Beijing population to drop in 2022 as newborns hit decade low: demographer
Babies participate in a baby crawling contest at a shopping center in Beijing on Sept. 13, 2020. The city's newborns hit a new low in a decade in 2020. Photo: Xinhua
The number of newborns in Beijing hit a new low in a decade in 2020, decreasing by 32,000 to 100,368 compared to the previous year, according to official data the capital city released on April 9, which caught public attention on Tuesday as people also expect the results from the seventh national population census.
Chinese demographers believe that Beijing's population may start a natural negative growth from 2022, and Beijing's figures indicated that China's total population will soon start to decline, which may come before 2027.
In the past decade, the number of Beijing newborns to permanent population peaked in 2017 at 171,305, after the introduction of the second-child policy in 2016, and dropped consecutively to 2020, according to data released by the Beijing Municipal Health Commission Information Center on April 9.
The number of deaths in 2020 was 97,649, which is 2,719 fewer than the number of newborns in the same year, the smallest gap between the two since 2007.
Huang Wenzheng, a demography expert and senior researcher from the Center for China and Globalization, told the Global Times on Tuesday that the narrowing gap between newborns and deaths indicated that the capital city may see more deaths than newborns starting 2022, or a natural negative growth in population.
Huang said that would impede the capital's economic development.

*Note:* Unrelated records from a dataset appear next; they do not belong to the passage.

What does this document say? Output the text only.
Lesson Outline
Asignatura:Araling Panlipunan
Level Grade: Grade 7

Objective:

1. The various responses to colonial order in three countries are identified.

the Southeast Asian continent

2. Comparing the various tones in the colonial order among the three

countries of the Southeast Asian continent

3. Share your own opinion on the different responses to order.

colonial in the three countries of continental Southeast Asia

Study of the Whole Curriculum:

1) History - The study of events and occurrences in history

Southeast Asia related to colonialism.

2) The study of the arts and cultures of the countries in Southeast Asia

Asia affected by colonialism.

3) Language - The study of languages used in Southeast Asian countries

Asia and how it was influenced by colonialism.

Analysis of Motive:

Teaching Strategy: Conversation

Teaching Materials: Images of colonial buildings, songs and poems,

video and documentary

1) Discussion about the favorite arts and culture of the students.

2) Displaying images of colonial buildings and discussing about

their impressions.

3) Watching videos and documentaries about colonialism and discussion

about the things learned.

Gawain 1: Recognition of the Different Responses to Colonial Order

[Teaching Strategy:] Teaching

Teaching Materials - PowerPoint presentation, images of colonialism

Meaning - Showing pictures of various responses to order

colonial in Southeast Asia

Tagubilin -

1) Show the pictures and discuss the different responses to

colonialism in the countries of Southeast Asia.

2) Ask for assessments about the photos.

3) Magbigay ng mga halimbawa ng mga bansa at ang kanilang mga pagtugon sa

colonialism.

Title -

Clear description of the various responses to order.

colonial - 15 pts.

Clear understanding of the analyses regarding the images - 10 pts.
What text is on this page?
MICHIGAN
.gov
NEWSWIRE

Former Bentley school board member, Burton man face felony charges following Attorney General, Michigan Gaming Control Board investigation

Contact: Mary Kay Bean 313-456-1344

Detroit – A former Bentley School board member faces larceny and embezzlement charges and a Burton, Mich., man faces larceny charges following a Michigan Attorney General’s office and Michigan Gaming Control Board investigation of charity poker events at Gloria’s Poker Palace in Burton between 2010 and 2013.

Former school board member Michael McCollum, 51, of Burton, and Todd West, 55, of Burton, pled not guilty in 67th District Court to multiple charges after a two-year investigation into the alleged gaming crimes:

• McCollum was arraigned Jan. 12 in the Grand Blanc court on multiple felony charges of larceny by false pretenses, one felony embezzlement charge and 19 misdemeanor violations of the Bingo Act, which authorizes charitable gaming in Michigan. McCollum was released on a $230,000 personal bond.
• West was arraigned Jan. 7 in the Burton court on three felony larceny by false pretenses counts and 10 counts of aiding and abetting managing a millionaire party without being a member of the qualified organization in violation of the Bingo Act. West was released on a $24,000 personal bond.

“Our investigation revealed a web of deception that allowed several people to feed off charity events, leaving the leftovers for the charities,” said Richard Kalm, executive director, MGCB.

Not just Beijing, a dozen Chinese cities in East China's Zhejiang Province and South China's Guangdong Province have reported the numbers of newborns in 2020 hitting a new low in the past six to 10 years. Some cities including Yangzhou, Wuxi in East China's Jiangsu Province, Fushun and Shenyang in Northeast China's Liaoning Province already recorded a negative natural population growth in 2020.
A soon-to-decline population is predicted by demographers, which would allow India to replace China as the world's most populous country, perhaps in 2022, if not this year, Huang said. That would be earlier than the prediction of a 2017 UN report, which said India's population will surpass China's by 2024. According to the UN, India has a population of 1.39 billion.